Now if only I can remember where I left it...

Thursday, January 15, 2009

Poop.

Yes, poop. Never in my wildest dreams did I imagine that becoming a mother meant that such an enormous amount of my time would be spent on poop. How much there is, how much there isn't, what it smells like, what it looks like, how often it appears, and my favorite - when it doesn't. Every mom I've talked to has a story about the time her child stopped pooping, and What Happened Next. These tales generally culminate in the Biggest Blowout Ever (my good friend's daughter had poop coming out of her sleeves!), but I managed to produce a kid who screams bloody murder if he misses one poop - thereby saving me from the grand finale.

Lucky, lucky me.

Monday, January 12, 2009

From accountant to human burp rag

Hello, you can call me mom. Please do, as a matter of fact, maybe that way I'll get used to hearing it. I'm sure eventually I'll be whipping my head around in response to every "MOMMY!" heard across the grocery store, but for now my new boss is only (almost) four months old, and his highest form of communication is "scuuu-uh-uh-uh-REEEEEEECH!! Eh, eh, eh, eh, eeeeeeeee, oo, oo, oo, oo, mmmmMMMMmmmmmm". Now, I've had less intelligible exchanges over the years at work, so I'm not particularly bothered, but it will be nice when he can at least sort of communicate his needs so I'm not just guessing all the time.

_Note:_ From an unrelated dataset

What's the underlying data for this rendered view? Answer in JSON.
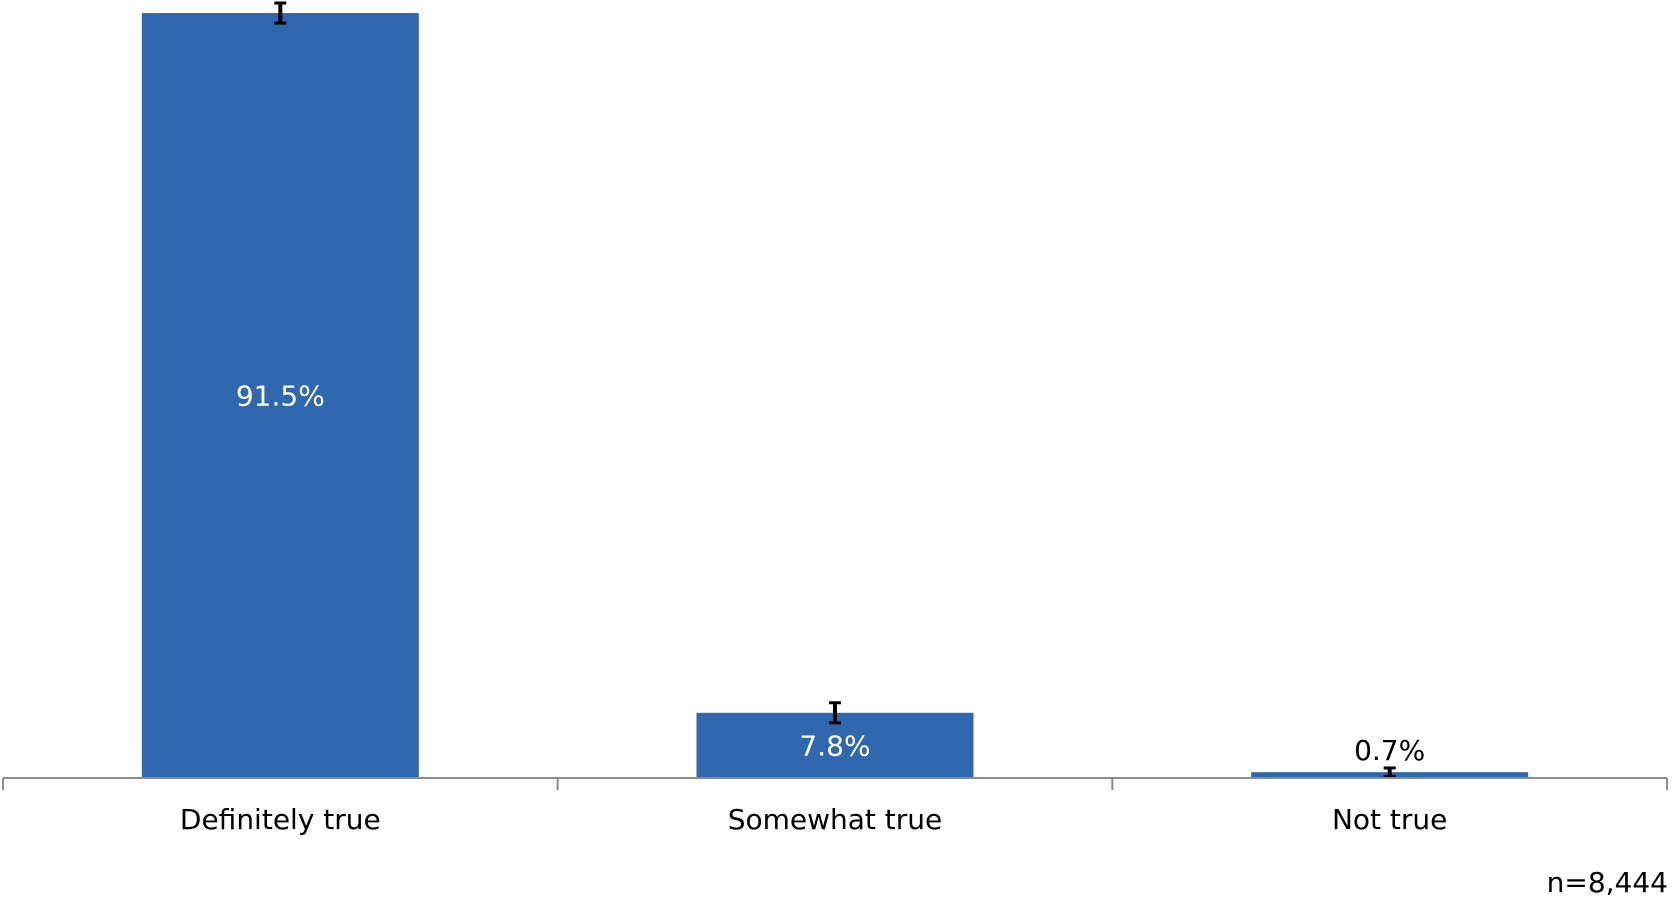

Though I'm still technically on maternity leave, I am about to become a stay-at-home-mom, and I'm terrified. Not only will I miss the adult conversation, but I love my chosen profession. Also, our income will be cut nearly in half, and we have to some do major cutbacks and budgeting, but every time I look in my baby's eyes I know we're making the right decision. He needs mommy - not money.

Know anyone who wants to buy a townhouse? Maybe pay off my car? No? Bummer.